1)
a. Angle p.
b. Angle d.
c. Assuming that 'interior angle' means 'same side interior angle', angle p.
d. Angle p.
e. Angle c.
Angles c and r are corresponding angles because they're at the same location at points where a transversal intersects parallel lines. You can have infinite points on a line. So transversal can have lines that are parallel to one another intersect at every one of those points. So since the angles at which the parallel lines intersect the transversal will correspond for all the parallel lines, they'll all have the same value.
If you take question 2, then angles AQR, CRS and EST are also corresponding angles. Corresponding angles are congruent.
Hereon I'll leave the solutions, but omit the actual answer...
2)
a. Angles BQR and DRS are corresponding angles too, which means they're congruent—and congruent angles have the same values.
b. Angles BQR and QRC are alternate angles (aka opposite angles, as I learnt them). Opposite angles are also congruent.
c. The sum of values of all angles that make up a straight line is 180º, because the angle at any point on a straight line is 180º. Angles DRQ and QRC make up the straight line CD, so DRQ + QRC = 180º.
d. Again, angles RSE and QRC are corresponding angles.
e. Again, corresponding angles with angles BQR and DRS.
f. This is getting repetitive—RSF and DRQ and corresponding angles.
3)
a. AEF and CFE are interior angles (don't confuse with alternate interior angles). The sum of values of interior angles is 180º (it's an extension of the straight line principle that says the sum of angles that make up a straight line will be 180º). If that's confusing for you, think about it this way: CFH and CFE form a straight line, so 180º - CFH = CFE; and the CFE corresponds to AEF.
b. I'll go with the shorter method for this one. Here, AEF, BEG and the right angle FEG form a straight line. So, AEF + FEG + BEG = 180º. But we know the value of AEF, and right angles value at 90º, so it's simple arithmetic to find out BEG.

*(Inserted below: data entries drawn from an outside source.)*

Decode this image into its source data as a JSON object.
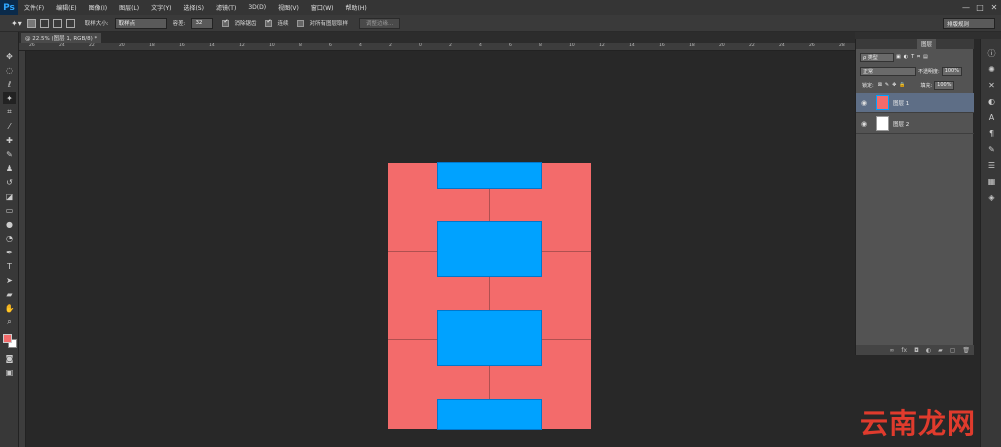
{
  "app": {
    "logo": "Ps"
  },
  "menu": [
    "文件(F)",
    "编辑(E)",
    "图像(I)",
    "图层(L)",
    "文字(Y)",
    "选择(S)",
    "滤镜(T)",
    "3D(D)",
    "视图(V)",
    "窗口(W)",
    "帮助(H)"
  ],
  "window_controls": [
    "—",
    "□",
    "✕"
  ],
  "options": {
    "sample_size_label": "取样大小:",
    "sample_size_value": "取样点",
    "tolerance_label": "容差:",
    "tolerance_value": "32",
    "antialias_label": "消除锯齿",
    "contiguous_label": "连续",
    "sample_all_label": "对所有图层取样",
    "refine_edge_label": "调整边缘...",
    "workspace": "排版规则"
  },
  "document": {
    "tab_label": "@ 22.5% (图层 1, RGB/8) *"
  },
  "ruler": [
    "26",
    "24",
    "22",
    "20",
    "18",
    "16",
    "14",
    "12",
    "10",
    "8",
    "6",
    "4",
    "2",
    "0",
    "2",
    "4",
    "6",
    "8",
    "10",
    "12",
    "14",
    "16",
    "18",
    "20",
    "22",
    "24",
    "26",
    "28"
  ],
  "layers_panel": {
    "title": "图层",
    "filter_kind": "ρ 类型",
    "blend_mode": "正常",
    "opacity_label": "不透明度:",
    "opacity_value": "100%",
    "lock_label": "锁定:",
    "fill_label": "填充:",
    "fill_value": "100%",
    "layers": [
      {
        "name": "图层 1",
        "selected": true
      },
      {
        "name": "图层 2",
        "selected": false
      }
    ]
  },
  "watermark": "云南龙网",
  "colors": {
    "brick_red": "#f36b6b",
    "block_blue": "#00a2ff",
    "foreground": "#f36b6b",
    "background": "#ffffff"
  }
}
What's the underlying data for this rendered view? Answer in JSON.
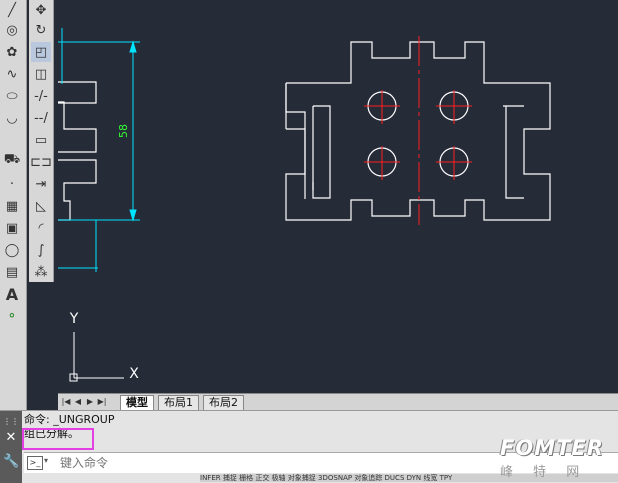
{
  "canvas": {
    "colors": {
      "background": "#262b38",
      "lines": "#ffffff",
      "centerlines": "#ff1f1f",
      "dimension": "#00e5ff",
      "dimension_text": "#33ff33"
    },
    "dimension_text": "58",
    "ucs": {
      "y_label": "Y",
      "x_label": "X"
    }
  },
  "layout_tabs": [
    "模型",
    "布局1",
    "布局2"
  ],
  "nav_buttons": [
    "first-icon",
    "prev-icon",
    "next-icon",
    "last-icon"
  ],
  "command": {
    "history": [
      "命令: _UNGROUP",
      "组已分解。"
    ],
    "placeholder": "键入命令"
  },
  "statusbar": [
    "INFER",
    "捕捉",
    "栅格",
    "正交",
    "极轴",
    "对象捕捉",
    "3DOSNAP",
    "对象追踪",
    "DUCS",
    "DYN",
    "线宽",
    "TPY"
  ],
  "draw_tools": [
    "line-icon",
    "circle-icon",
    "revcloud-icon",
    "spline-icon",
    "ellipse-icon",
    "ellipse-arc-icon",
    "insert-block-icon",
    "point-icon",
    "hatch-icon",
    "gradient-icon",
    "region-icon",
    "table-icon",
    "mtext-icon",
    "add-selected-icon"
  ],
  "modify_tools": [
    "move-icon",
    "rotate-icon",
    "trim-icon",
    "extend-icon",
    "break-icon",
    "join-icon",
    "chamfer-icon",
    "fillet-icon",
    "blend-icon",
    "explode-icon"
  ],
  "brand": {
    "name": "FOMTER",
    "subtitle": "峰 特 网"
  }
}
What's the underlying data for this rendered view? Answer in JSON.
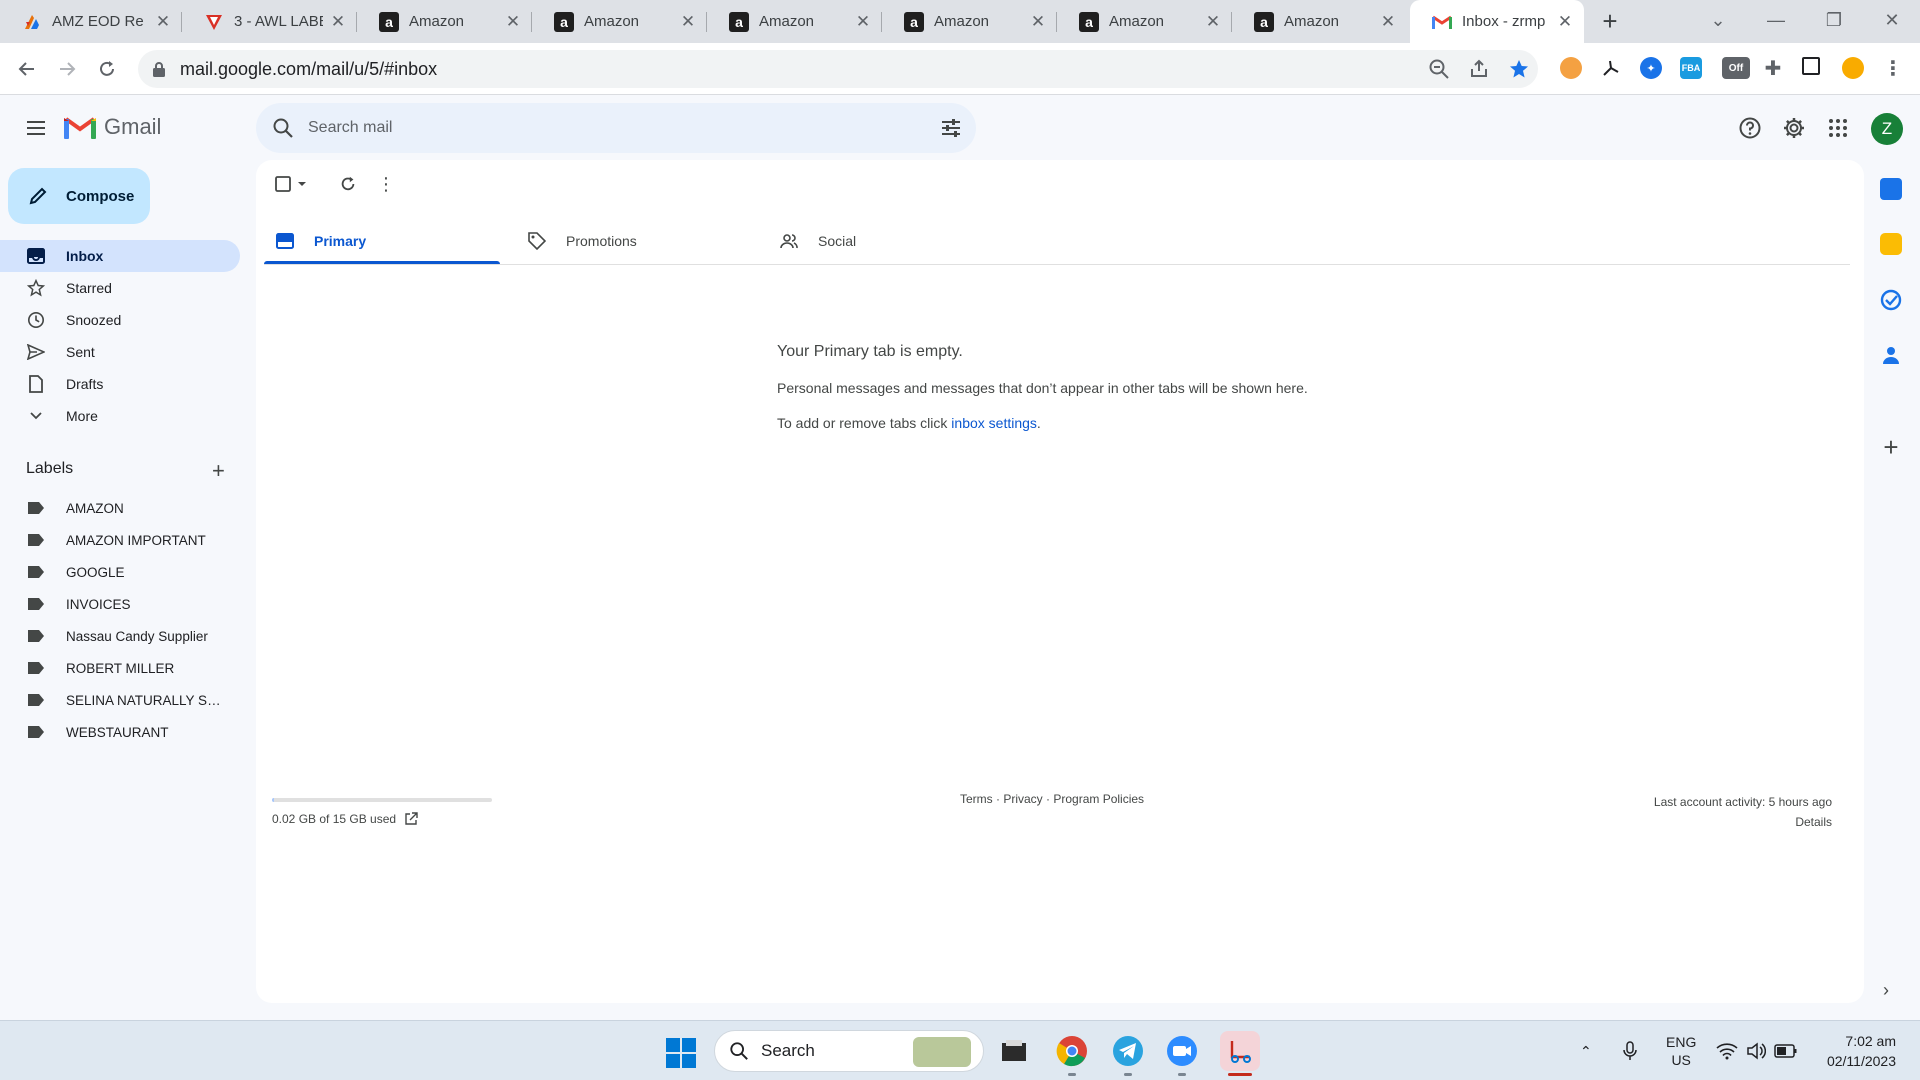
{
  "browser": {
    "tabs": [
      {
        "title": "AMZ EOD Re",
        "icon": "colorful-logo-icon",
        "active": false
      },
      {
        "title": "3 - AWL LABE",
        "icon": "red-v-logo-icon",
        "active": false
      },
      {
        "title": "Amazon",
        "icon": "amazon-icon",
        "active": false
      },
      {
        "title": "Amazon",
        "icon": "amazon-icon",
        "active": false
      },
      {
        "title": "Amazon",
        "icon": "amazon-icon",
        "active": false
      },
      {
        "title": "Amazon",
        "icon": "amazon-icon",
        "active": false
      },
      {
        "title": "Amazon",
        "icon": "amazon-icon",
        "active": false
      },
      {
        "title": "Amazon",
        "icon": "amazon-icon",
        "active": false
      },
      {
        "title": "Inbox - zrmp",
        "icon": "gmail-icon",
        "active": true
      }
    ],
    "url": "mail.google.com/mail/u/5/#inbox",
    "extension_badge": "Off"
  },
  "gmail": {
    "brand": "Gmail",
    "search_placeholder": "Search mail",
    "avatar_letter": "Z",
    "compose_label": "Compose",
    "nav": [
      {
        "label": "Inbox",
        "icon": "inbox-icon",
        "active": true
      },
      {
        "label": "Starred",
        "icon": "star-icon",
        "active": false
      },
      {
        "label": "Snoozed",
        "icon": "clock-icon",
        "active": false
      },
      {
        "label": "Sent",
        "icon": "send-icon",
        "active": false
      },
      {
        "label": "Drafts",
        "icon": "draft-icon",
        "active": false
      },
      {
        "label": "More",
        "icon": "chevron-down-icon",
        "active": false
      }
    ],
    "labels_header": "Labels",
    "labels": [
      "AMAZON",
      "AMAZON IMPORTANT",
      "GOOGLE",
      "INVOICES",
      "Nassau Candy Supplier",
      "ROBERT MILLER",
      "SELINA NATURALLY SU...",
      "WEBSTAURANT"
    ],
    "category_tabs": [
      {
        "label": "Primary",
        "icon": "inbox-icon",
        "active": true
      },
      {
        "label": "Promotions",
        "icon": "tag-icon",
        "active": false
      },
      {
        "label": "Social",
        "icon": "people-icon",
        "active": false
      }
    ],
    "empty_state": {
      "title": "Your Primary tab is empty.",
      "message": "Personal messages and messages that don’t appear in other tabs will be shown here.",
      "settings_prefix": "To add or remove tabs click ",
      "settings_link": "inbox settings",
      "settings_suffix": "."
    },
    "storage": {
      "text": "0.02 GB of 15 GB used",
      "used_fraction": 0.0013
    },
    "footer": {
      "terms": "Terms",
      "privacy": "Privacy",
      "policies": "Program Policies",
      "dot": " · "
    },
    "activity": {
      "text": "Last account activity: 5 hours ago",
      "details": "Details"
    }
  },
  "taskbar": {
    "search": "Search",
    "language": "ENG",
    "region": "US",
    "time": "7:02 am",
    "date": "02/11/2023"
  },
  "colors": {
    "accent": "#0b57d0",
    "compose_bg": "#c2e7ff",
    "nav_active_bg": "#d3e3fd",
    "avatar_bg": "#188038"
  }
}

c. EGF and BEG are corresponding. Your workbook really loves corresponding angles...
d. We figured out CFH in 3a.—CFH and AEF are corresponding.
4) BF and CD are parallel line segments and the transversals are CA and DF.
a.
i. Angle F is an alternate angle (thank God for the variety) to angle FDE. Yet another pair of congruent angles.
ii. Angle C is correspondent with angle ABF over transversal CA. Will we ever forget now that correspondent angles are congruent?
b. For this you need angles F, C, CBF and CDF. You can use the straight line principle to find the values of the second pair of angles (e.g., CBF + ABF = 180º; => CBF = 180 - ABF = 180 - 75, and likewise with CDF). This will add up to 360º, and this is an important and useful principle: the sum of angles in any quadrilateral (any four sided shape, even irregular shapes) will always be 360º. Just like how a triangle's angles will always add up to 180º.
If you've already learnt that bit about a triangle's angles in class, then you can show the sum of angles for quadrilaterals in a neat way. Draw a diagonal in the trapezium (or as you Americans call it, trapezoid): this will cut it into two triangles. The sum of angles of a triangle is 180º—so the sum of angles in two triangles will be 180 + 180 = 360º.
5) Opposite sides are parallel in a parallelogram, so you want to keep using interior angles to find everything. Angles P and S are interior, so they're supplementary (P + S = 180). Likewise, P and Q are interior. Here you'll notice that angles S and Q are congruent. So you can safely expect that angle R will be congruent to angle P. Check: angle R and angle S are interior (as are R and Q), so if you do the maths, R will come out to 63º as well.
6) Lines PQ and TR are parallel with two possible transversals: PR and QS. If you redraw the diagram without PR, you'll see that angles Q and TRS are corresponding (and what do we know about corresponding angles?). Triangle PQR is isosceles, which means that the angles opposite to the congruent sides will be congruent themselves. So because PQ and PR are congruent line segments, the angles opposite them (angles PRQ and Q respectively) will be congruent as well. So we know two of the angles in the triangle PQR—angles Q and PRQ. The last angle is angle P. If you have already learnt about the sum of angles in a triangle being equal to 180º, use that (angles P + Q + PRQ = 180º, then substitute). Otherwise, use the straight line principle at point R (so that angles PRQ + PRT + TRS = 180º, then substitute). Over transversal PR, the angles P and PRT are alternate interior angles, which are congruent.
I decided to explain the processes I used so that your sister can understand why I'm saying the answer is so. Hope it helps.